Ahh bu cümleyi ezbere biliyorum. Çünkü 5 yıldır deliler gibi Merlin izliyorum. Çok sevdiğim çok beğendiğim bir dizidir. Ama ne yazık ki bu satırları yazarken içimde çok büyük bir hüzün var. Az önce yılın yaklaşık 9 ayını bekleyerek geçirdiğim ve her bölümünden sonra bir sonraki haftayı heyecanla beklediğim dizinin final bölümünü izledim. Hatta şu an ağlıyorum. İnanılmaz duygusal bir finaldi.

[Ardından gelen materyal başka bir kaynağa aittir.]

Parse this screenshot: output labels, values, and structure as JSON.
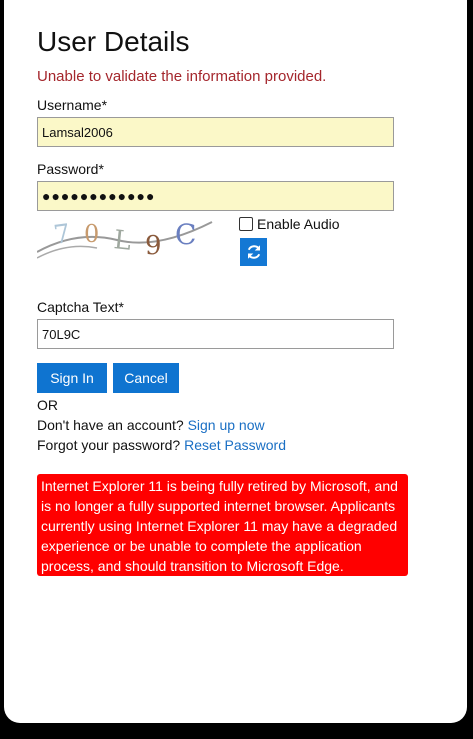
{
  "page": {
    "title": "User Details",
    "error_message": "Unable to validate the information provided."
  },
  "form": {
    "username_label": "Username*",
    "username_value": "Lamsal2006",
    "password_label": "Password*",
    "password_value": "●●●●●●●●●●●●",
    "captcha_image_text": "70L9C",
    "enable_audio_label": "Enable Audio",
    "enable_audio_checked": false,
    "captcha_label": "Captcha Text*",
    "captcha_value": "70L9C"
  },
  "buttons": {
    "sign_in": "Sign In",
    "cancel": "Cancel"
  },
  "links": {
    "or_text": "OR",
    "no_account_text": "Don't have an account?",
    "sign_up": "Sign up now",
    "forgot_text": "Forgot your password?",
    "reset": "Reset Password"
  },
  "notice": {
    "text": "Internet Explorer 11 is being fully retired by Microsoft, and is no longer a fully supported internet browser. Applicants currently using Internet Explorer 11 may have a degraded experience or be unable to complete the application process, and should transition to Microsoft Edge."
  },
  "colors": {
    "accent": "#0f74d0",
    "error": "#a4262c",
    "notice_bg": "#ff0000",
    "autofill_bg": "#fbf8c8"
  },
  "icons": {
    "refresh": "refresh-icon",
    "checkbox": "checkbox-icon"
  }
}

Ben yunan mitolojisine ve diğer ülkelerin efsanelerine çok ilgiliyimdir. Sürekli araştırıp okumaya çalışırım. Bunun için çocuk filmleri bile izlemişliğim vardır. Merlin’e başlama sebebim budur açıkçası. Ama izledikçe dizinin beklentimin çok üzerinde olduğunu anladım. Konusu ve efsaneye bağlılığının yanı sıra zekice esprileriyle heyecanla izlediğim diziye renk kattılar. Babasının doğrularıyla büyümüş ve büyüden nefret eden prensle şimdiye kadar dünyaya gelmiş en büyük büyücünün birlikte inşa edecekleri geleceği ve arkadaşlığını anlatan Merlin fantastik dizi sevenlere birebir.

Merlin’in başarısıyla birlikte aynı efsaneyi konu alan Camelot çekildi geçen senelerde. Onu da takip ediyordum ama beğenmemiştim. Sonuç olarak tabi ki bizim dizi kadar başarılı olamadı ve yayından kaldırıldı :)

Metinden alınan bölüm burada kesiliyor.